The Idaho Supreme Court unanimously affirmed in part, reversed in part, and remanded. On the discovery question, the Court held that the district court did not abuse its discretion in striking the Hartmans’ expert witnesses. Under Quigley v. Kemp, 162 Idaho 408 (2017), the identity of a non-testifying local standard-of-care expert must be disclosed under Idaho Rule of Civil Procedure 26(b)(4)(A)(i) as part of the “basis and reasons” and “data or other information” underlying the testifying expert’s opinion. The Court rejected the Hartmans’ argument that disclosure was unnecessary because their experts “primarily” relied on the defendant’s deposition testimony rather than the local consultants—the rule draws no distinction between primary and secondary sources.

On causation, however, the Court reversed. The district court had required the Hartmans to prove that fentanyl molecules from the first patch remained in Mrs. Hartman’s body at the time of her death—effectively applying a but-for test. The Supreme Court held this was error. In a multiple-cause case, the correct inquiry is the substantial-factor test for actual causation and, for proximate causation, whether the defendant’s conduct created a foreseeable “general risk of harm,” not whether the specific pharmacokinetic mechanism was foreseeable. Relying on Orthman v. Idaho Power Co., 130 Idaho 597 (1997), the Court held that the correct question was whether dispensing a potent opioid to a patient already taking an antidepressant created a general risk of opioid-related harm—an issue for the jury.

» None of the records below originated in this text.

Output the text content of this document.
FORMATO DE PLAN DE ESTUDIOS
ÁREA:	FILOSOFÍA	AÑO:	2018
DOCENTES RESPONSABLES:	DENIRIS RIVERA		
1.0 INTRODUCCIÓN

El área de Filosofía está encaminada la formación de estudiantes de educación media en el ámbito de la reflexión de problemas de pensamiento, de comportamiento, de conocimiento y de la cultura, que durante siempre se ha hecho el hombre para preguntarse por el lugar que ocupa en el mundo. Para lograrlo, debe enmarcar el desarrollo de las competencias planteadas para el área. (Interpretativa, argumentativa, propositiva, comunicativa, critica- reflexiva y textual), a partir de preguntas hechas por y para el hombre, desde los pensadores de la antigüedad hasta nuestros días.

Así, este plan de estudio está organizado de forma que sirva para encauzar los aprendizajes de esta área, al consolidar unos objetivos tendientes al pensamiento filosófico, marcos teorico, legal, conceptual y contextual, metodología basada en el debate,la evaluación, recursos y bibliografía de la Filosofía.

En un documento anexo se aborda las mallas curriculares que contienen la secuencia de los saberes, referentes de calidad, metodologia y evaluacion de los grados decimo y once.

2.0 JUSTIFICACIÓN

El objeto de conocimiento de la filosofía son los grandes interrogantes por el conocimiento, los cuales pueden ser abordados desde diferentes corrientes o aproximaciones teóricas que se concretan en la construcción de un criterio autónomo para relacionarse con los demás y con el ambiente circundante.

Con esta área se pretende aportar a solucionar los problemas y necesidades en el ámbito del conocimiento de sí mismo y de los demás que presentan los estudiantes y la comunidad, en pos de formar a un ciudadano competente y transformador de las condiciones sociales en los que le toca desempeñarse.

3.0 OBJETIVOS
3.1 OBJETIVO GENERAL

Because the expert-striking sanction eliminated the malpractice claims against the emergency providers and the orthopedic surgeon, the causation reversal resulted only in remand of the claim against Portneuf Medical Center based on its pharmacist’s alleged negligence in dispensing the fentanyl patch. The Court also awarded partial attorney fees against the Hartmans, finding their appeal of the discovery sanction to be frivolous and without foundation.

Key Takeaways

  • Idaho medical malpractice plaintiffs must disclose the identity of every non-testifying local standard-of-care expert their testifying experts consult, regardless of whether that consultant was a “primary” or “secondary” source—failure to do so risks exclusion of the expert’s testimony under Rules 16(e), 26(b)(4), and 37(c).
  • In cases involving multiple potential causes, Idaho courts must apply the substantial-factor test for actual causation rather than the but-for test, and plaintiffs need only demonstrate a foreseeable general risk of harm for proximate causation—not the specific mechanism of injury.
  • Pursuing an appeal grounded in a misreading of settled precedent can result in an attorney fee award under Idaho Code § 12-121, even when the appellant prevails on other issues in the same case.

Why It Matters

This opinion reinforces the strict expert-disclosure regime that governs Idaho medical malpractice litigation. Practitioners relying on out-of-state experts should treat the identity of every local consultant as mandatory disclosure from the earliest expert-witness deadline, regardless of how tangential the consultant’s input may appear. The fear of local-physician retaliation—an argument the Hartmans raised—did not excuse non-disclosure, though the Court left open the possibility that a sufficiently supported protective-order motion might succeed in a future case.

At the same time, the causation holding is a significant win for plaintiffs in multi-provider malpractice cases. By reaffirming that foreseeability turns on the general risk of harm rather than the precise mechanism of injury, the Court prevented hospitals and emergency providers from escaping liability simply by showing that another provider’s later conduct was the more immediate cause of death. Idaho practitioners handling opioid-related malpractice claims should take note: the substantial-factor test preserves the plaintiff’s path to a jury when multiple providers each contributed to a patient’s cumulative drug exposure.